New Reform: Parents Can Only Have A Medical Reason For Not Vaccinating
Religious exemptions dumped from "no jab, no pay" reforms.
The Australian government has dumped the right to object to vaccinations on religious grounds and still receive certain government payments under the new "no jab, no pay" reforms introduced last week.
Social Services Minister Scott Morrison announced on Sunday that parents must have a medical reason to not vaccinate or they will lose the Child Care Rebate, Child Care Benefit and the Family Tax Benefit A end of year supplement.
In a media release, Morrison said the exemption was canned after discussions with the only religious organisation to have an approved vaccination exemption in Australia, the Church of Christ, Scientist.
"Having been informed the religion is not advising members to avoid vaccinating their children and following engagement with members, the government no longer sees that the exemption is current and the authorisation for this exemption has been withdrawn," he said.
"Having resolved this outstanding matter the government will not be receiving nor authorising any further vaccination exemption applications from religious organisations."

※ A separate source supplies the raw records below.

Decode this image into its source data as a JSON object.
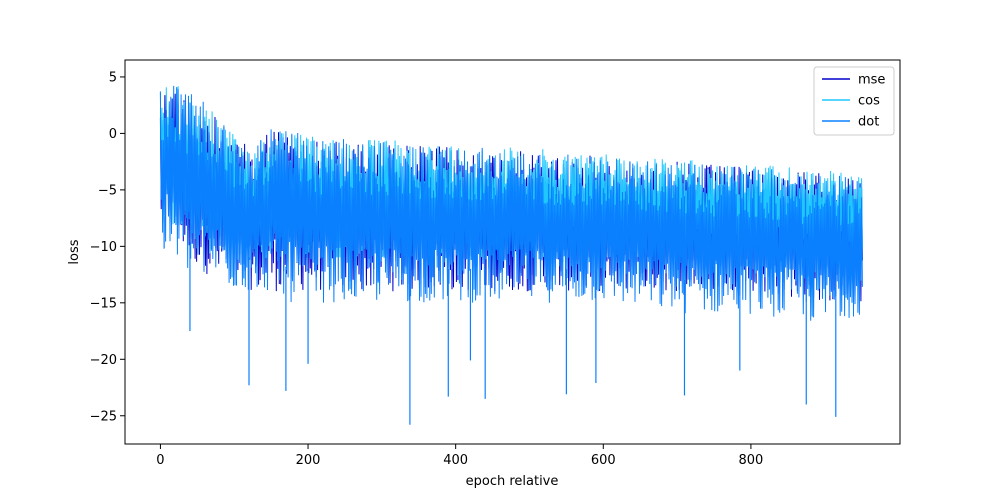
{
  "chart_data": {
    "type": "line",
    "title": "",
    "xlabel": "epoch relative",
    "ylabel": "loss",
    "xlim": [
      -48,
      1002
    ],
    "ylim": [
      -27.5,
      6.5
    ],
    "x_ticks": [
      0,
      200,
      400,
      600,
      800
    ],
    "x_tick_labels": [
      "0",
      "200",
      "400",
      "600",
      "800"
    ],
    "y_ticks": [
      5,
      0,
      -5,
      -10,
      -15,
      -20,
      -25
    ],
    "y_tick_labels": [
      "5",
      "0",
      "−5",
      "−10",
      "−15",
      "−20",
      "−25"
    ],
    "grid": false,
    "legend_position": "top-right",
    "x_range": [
      0,
      950
    ],
    "sample_step": 2,
    "series": [
      {
        "name": "mse",
        "color": "#0000cc",
        "x": [
          0,
          25,
          50,
          75,
          100,
          125,
          150,
          175,
          200,
          300,
          400,
          500,
          600,
          700,
          800,
          900,
          950
        ],
        "upper": [
          4.2,
          4.0,
          3.0,
          1.5,
          -0.5,
          -1.2,
          1.0,
          0.0,
          -0.5,
          -0.8,
          -1.2,
          -1.6,
          -2.0,
          -2.5,
          -3.0,
          -3.5,
          -4.0
        ],
        "lower": [
          -8,
          -10,
          -12,
          -13,
          -13,
          -14,
          -14,
          -14,
          -14,
          -14,
          -14,
          -14,
          -14,
          -14,
          -14,
          -15,
          -15
        ]
      },
      {
        "name": "cos",
        "color": "#1ec8ff",
        "x": [
          0,
          25,
          50,
          75,
          100,
          125,
          150,
          175,
          200,
          300,
          400,
          500,
          600,
          700,
          800,
          900,
          950
        ],
        "upper": [
          4.4,
          4.2,
          3.2,
          1.8,
          -0.2,
          -1.0,
          1.3,
          0.3,
          -0.2,
          -0.5,
          -0.9,
          -1.3,
          -1.7,
          -2.2,
          -2.7,
          -3.2,
          -3.7
        ],
        "lower": [
          -7,
          -9,
          -10,
          -11,
          -11,
          -11,
          -11,
          -11,
          -11,
          -11,
          -11,
          -11,
          -11,
          -11,
          -11,
          -11,
          -11
        ]
      },
      {
        "name": "dot",
        "color": "#0a80ff",
        "x": [
          0,
          25,
          50,
          75,
          100,
          125,
          150,
          175,
          200,
          300,
          400,
          500,
          600,
          700,
          800,
          900,
          950
        ],
        "upper": [
          4.5,
          4.3,
          3.3,
          1.8,
          -0.5,
          -1.2,
          1.2,
          0.3,
          -0.3,
          -0.7,
          -1.1,
          -1.5,
          -2.0,
          -2.5,
          -3.0,
          -3.5,
          -4.0
        ],
        "lower": [
          -10,
          -12,
          -13,
          -13,
          -14,
          -14,
          -14,
          -15,
          -15,
          -15,
          -15,
          -15,
          -15,
          -16,
          -16,
          -17,
          -16
        ]
      }
    ],
    "spikes": {
      "series": "dot",
      "x": [
        5,
        40,
        120,
        170,
        200,
        338,
        390,
        420,
        440,
        550,
        590,
        710,
        785,
        875,
        915
      ],
      "y": [
        -10.2,
        -17.5,
        -22.3,
        -22.8,
        -20.4,
        -25.8,
        -23.3,
        -20.1,
        -23.5,
        -23.1,
        -22.1,
        -23.2,
        -21,
        -24,
        -25.1
      ]
    }
  }
}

“While parents have the right to decide to not vaccinate their children, if they are doing so as a vaccination objector, they are no longer eligible for assistance from the Australian Government,” Morrison said.
The change comes soon after the government announced they were scrapping the "conscientous objector" exemption, where parents could sign a form stating their objection and still receive the payments.
The three payments could amount to up to $15,000 per child, per year, depending on family income. The Child Care Rebate is not means tested, while the other two payments are.